Asturias de Santillana

Territorial division of large and small royal political merindades during the Later Middle Age.

Asturias de Santillana is a historical comarca whose territory in large part corresponded to the central and western part of today's autonomous community of Cantabria, as well as the extreme east of Asturias. Most of the province of Asturias belonged to the comarca of Asturias de Oviedo. Also known also as a merindad and documented since the 13th century, Asturias de Santillana comprised the western part of Cantabria (except Liébana which belongs to another comarca) including the Saja River valley and the Nansa River. Its borders used to go along the coast from the council of Ribadedeva to the municipality of El Astillero (old Camargo Valley), to the shores of the Bay of Santander), which leads to the administrative division of Trasmiera. From the south it went up to the Cantabrian cordillera. All of the valleys of this comarca are perpendicular to the coast.

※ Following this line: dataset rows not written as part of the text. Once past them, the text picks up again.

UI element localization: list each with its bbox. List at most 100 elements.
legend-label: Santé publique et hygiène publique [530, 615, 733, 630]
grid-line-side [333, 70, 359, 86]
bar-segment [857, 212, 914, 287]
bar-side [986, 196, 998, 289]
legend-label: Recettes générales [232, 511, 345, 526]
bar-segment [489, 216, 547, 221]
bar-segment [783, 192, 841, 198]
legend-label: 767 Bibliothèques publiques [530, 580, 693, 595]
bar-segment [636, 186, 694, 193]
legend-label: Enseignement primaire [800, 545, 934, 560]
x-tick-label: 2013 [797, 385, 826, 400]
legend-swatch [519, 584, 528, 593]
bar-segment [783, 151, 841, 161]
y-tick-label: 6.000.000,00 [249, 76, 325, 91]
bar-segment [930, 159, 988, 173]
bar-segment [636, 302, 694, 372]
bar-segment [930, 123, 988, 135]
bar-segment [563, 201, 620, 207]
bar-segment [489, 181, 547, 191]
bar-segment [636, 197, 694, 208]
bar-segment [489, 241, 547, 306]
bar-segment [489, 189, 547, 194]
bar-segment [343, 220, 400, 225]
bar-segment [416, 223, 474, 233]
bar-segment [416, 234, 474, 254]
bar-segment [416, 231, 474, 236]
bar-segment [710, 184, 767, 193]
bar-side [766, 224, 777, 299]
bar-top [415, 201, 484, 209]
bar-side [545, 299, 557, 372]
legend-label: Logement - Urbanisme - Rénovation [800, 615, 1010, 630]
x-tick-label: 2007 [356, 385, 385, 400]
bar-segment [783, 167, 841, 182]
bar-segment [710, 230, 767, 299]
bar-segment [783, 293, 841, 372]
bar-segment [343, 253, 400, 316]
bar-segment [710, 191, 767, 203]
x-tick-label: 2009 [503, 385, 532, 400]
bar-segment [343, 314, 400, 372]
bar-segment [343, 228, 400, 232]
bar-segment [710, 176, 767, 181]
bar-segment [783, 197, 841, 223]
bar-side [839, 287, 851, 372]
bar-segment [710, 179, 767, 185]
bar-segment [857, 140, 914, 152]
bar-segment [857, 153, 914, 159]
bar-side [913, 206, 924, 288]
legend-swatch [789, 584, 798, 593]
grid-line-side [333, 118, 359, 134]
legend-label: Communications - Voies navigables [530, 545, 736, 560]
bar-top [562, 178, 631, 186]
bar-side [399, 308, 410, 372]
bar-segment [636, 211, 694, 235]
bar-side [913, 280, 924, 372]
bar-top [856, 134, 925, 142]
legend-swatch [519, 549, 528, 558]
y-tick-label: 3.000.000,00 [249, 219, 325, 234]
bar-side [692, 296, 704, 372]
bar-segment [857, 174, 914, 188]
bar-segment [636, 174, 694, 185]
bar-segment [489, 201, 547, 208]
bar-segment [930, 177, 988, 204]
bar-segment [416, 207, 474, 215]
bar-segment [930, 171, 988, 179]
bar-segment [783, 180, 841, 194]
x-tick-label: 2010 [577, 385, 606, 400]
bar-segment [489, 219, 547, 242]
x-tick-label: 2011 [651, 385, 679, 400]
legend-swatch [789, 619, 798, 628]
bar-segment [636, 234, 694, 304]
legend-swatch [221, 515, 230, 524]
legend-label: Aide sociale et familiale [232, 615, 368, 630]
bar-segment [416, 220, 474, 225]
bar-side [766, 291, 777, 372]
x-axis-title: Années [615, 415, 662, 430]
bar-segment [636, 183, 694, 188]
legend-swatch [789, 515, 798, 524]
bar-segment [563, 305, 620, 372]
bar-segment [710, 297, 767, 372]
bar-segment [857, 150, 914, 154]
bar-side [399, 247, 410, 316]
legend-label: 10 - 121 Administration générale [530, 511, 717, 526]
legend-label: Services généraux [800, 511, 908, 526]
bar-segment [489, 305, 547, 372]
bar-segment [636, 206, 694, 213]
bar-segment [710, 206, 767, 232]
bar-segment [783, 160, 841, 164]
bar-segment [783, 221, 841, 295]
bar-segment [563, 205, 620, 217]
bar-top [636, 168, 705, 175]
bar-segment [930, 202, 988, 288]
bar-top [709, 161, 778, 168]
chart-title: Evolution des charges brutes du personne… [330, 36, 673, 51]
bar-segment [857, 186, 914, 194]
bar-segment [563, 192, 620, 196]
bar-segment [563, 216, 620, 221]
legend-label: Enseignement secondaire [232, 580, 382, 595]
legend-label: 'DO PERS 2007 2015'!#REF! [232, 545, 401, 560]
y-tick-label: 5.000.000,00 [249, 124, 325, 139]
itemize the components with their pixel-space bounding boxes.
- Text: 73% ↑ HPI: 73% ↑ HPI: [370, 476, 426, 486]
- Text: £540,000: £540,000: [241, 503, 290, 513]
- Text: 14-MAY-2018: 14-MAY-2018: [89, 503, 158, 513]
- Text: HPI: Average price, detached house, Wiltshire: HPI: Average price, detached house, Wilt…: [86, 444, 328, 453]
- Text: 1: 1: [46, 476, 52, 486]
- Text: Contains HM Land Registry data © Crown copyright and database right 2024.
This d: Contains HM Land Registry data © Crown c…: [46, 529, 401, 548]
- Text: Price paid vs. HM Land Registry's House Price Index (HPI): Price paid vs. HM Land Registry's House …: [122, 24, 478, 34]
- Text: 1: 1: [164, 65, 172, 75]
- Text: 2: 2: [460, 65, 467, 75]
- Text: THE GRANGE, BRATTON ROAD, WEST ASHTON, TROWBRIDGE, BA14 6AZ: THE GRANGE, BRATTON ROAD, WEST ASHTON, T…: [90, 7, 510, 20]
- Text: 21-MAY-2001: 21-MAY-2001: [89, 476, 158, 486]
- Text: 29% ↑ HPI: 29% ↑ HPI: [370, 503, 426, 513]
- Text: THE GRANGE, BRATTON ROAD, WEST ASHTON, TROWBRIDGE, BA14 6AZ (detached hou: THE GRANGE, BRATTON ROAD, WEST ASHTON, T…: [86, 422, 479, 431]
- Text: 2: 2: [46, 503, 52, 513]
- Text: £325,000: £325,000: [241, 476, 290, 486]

The merinos were representatives of the king and they lived in this administrative division of Santillana del Mar (Cantabria), which is the capital of that territory since 1209. For their living quarters they built a Gothic tower which was secluded from the original urban center, thus creating a new town center, of civil character, around the Torre del Merino (Marine Tower). In 1581, soon after the Nine Valleys Lawsuit, the governor stopped being a marine major and became known as a "corrigador," a local administrative and judicial official.

Along the marine coast one finds the localities of Santillana del Mar, Comillas and San Vicente de la Barquera. To the west one finds the Saja and Nansa valleys.

During the Early Middle Ages and the Ancien Régime, Asturias de Santillana was dominated by the large nobility lines: that of the houses of Mendoza-de la Vega, Dukes of the Infantado, the Marquises of Santillana, and those of Manrique de Lara, the Marquis of Aguilar de Campoo [es] and the Counts of Castañeda.[1]

Between 1785 and 1833 it became part of the Quartermaster of Burgos.

  1. ^ "Poder económico y relaciones sociales en las Asturias de Santillana en los siglos X y XI", Maria Isabel Loring Garcia. In: En la Espana Medieval. Tomo V. Editorial de la Universidad Complutense. Madrid 1986.